Bonded by evil: Brick-kiln workers continue to bake amid owners’ cruelty

Several workers from Punjab came to capital for 3-day exhibition on bonded labour.

Photo Muhammad Javaid/waqas Naeem September 15, 2013
The exhibition showcased photos of Bonded Labour Liberation Front and brick-kiln workers movements’ struggle in Punjab. Through paintings and portraits, the exhibition tries to highlight the plight of workers. PHOTO: MUHAMMAD JAVAID/EXPRESS


In August this year, Muhammad Akram, a brick-kiln worker from Mandi Bahauddin, demanded fair wages from the kiln’s owners. Instead, the owners, outraged by the demand for basic rights, kidnapped and tortured the 35-year-old man before implicating him in a false criminal case.

Akram said the owners made numerous death threats after he tried to contact the police and are demanding that he pay them Rs50,000, or they will get him arrested.

This unfortunate tale is the story of a majority of the 4.5 million brick-kiln workers in Pakistan, some of whom travelled to the capital from different areas of Punjab to attend a 3-day photo and painting exhibition on the lives of bonded labourers.

The exhibition is being organised by Bonded Labour Liberation Front (BLLF) and Friedrich-Ebert-Stiftung (FES) Pakistan, a German political foundation, at the Pakistan National Council of the Arts.

According to the brick-kiln workers, they are forced into bonded labour, denied minimum wages and harassed and implicated in fake cases if they try to resist the oppression of influential brick-kiln owners.

“The Punjab government has fixed minimum wage at Rs740 per 1,000 bricks, but owners give us less than Rs300,” said Gulzar Masih, a brick-kiln worker from district Kasur. “The owners sell the same bricks at around Rs7,000 per 1,000 bricks in the market.”

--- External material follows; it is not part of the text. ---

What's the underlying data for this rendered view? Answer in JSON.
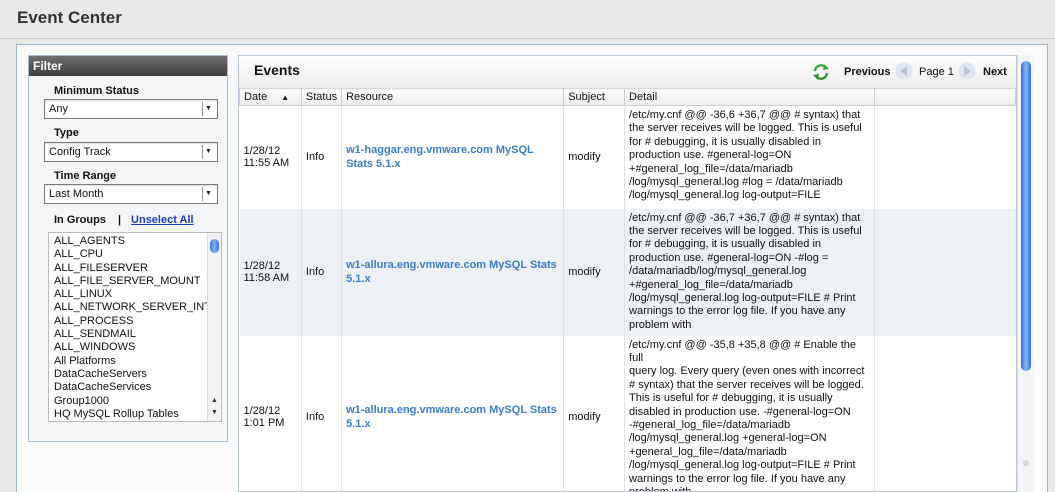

Baking 1,000 bricks takes a minimum of two workers and at least a full day, workers said. The owners cut “advance” from the wages — money that they had lent to the workers during a week’s work — so workers usually do not get more than Rs150 for a batch of bricks, which means only Rs75 daily wage for one worker.

The labourers said owners want to “break their backs” so the workers can never ask for their rights.

“Unless there is pressure from higher-ups in the federal and provincial governments, the pitiful condition of workers is not going to change,” Akram said.

The misery of the brick-kiln workers persists despite recent suo moto intervention by the Supreme Court, said BLLF Executive Member Mahar Safdar Ali.

In August, the apex court had issued a ruling that brick-kiln workers should be issued social security cards under the Employees’ Social Security Ordinance 1965. The court also forbade the owners from giving loans to workers that amount to more than 15 days of wages.

The order was meant to curb the practice of brick-kiln owners forcing their workers into debt cycles they can never pay off. In addition, because the debt is illegally transferred to heirs on death, it forces the workers and their future generations to work for the same owners.

Ali said only 14,000 workers — not even 0.5 per cent of the total workforce — have so far been issued social security cards, and that too was only because the Supreme Court intervened.

Ali said the Brick-Kiln Owners Association should be disbanded as it is guilty of violating laws and its members are forcing workers into bonded labour.

Federal Minister for Ports and Shipping Kamran Michael attended the exhibition’s opening ceremony. Michael said flaws in implementation were robbing workers of their rights.

“Laws to protect workers already exist, but their implementation is weak,” he said. “The government is working on strengthening implementation so workers’ problems and poverty can be alleviated.”

The exhibition showcased photos of BLLF and brick-kiln workers movements’ struggle in Punjab. Through paintings and portraits, the exhibition tried to highlight the plight of the workers while paying tribute to the Supreme Court ruling, which they termed “a ray of hope”.

“The exhibition provides an opportunity to get the message across to political actors,” said FES Pakistan Resident Director Philipp Kauppert.

“In the end, it is a political struggle,” Kauppert said. “Through such events, FES is trying to raise awareness among the political elites and build some political pressure for achieving social justice.”

He said social and economic justice needs to be promoted in order to have real democracy.

Published in The Express Tribune, September 15th, 2013.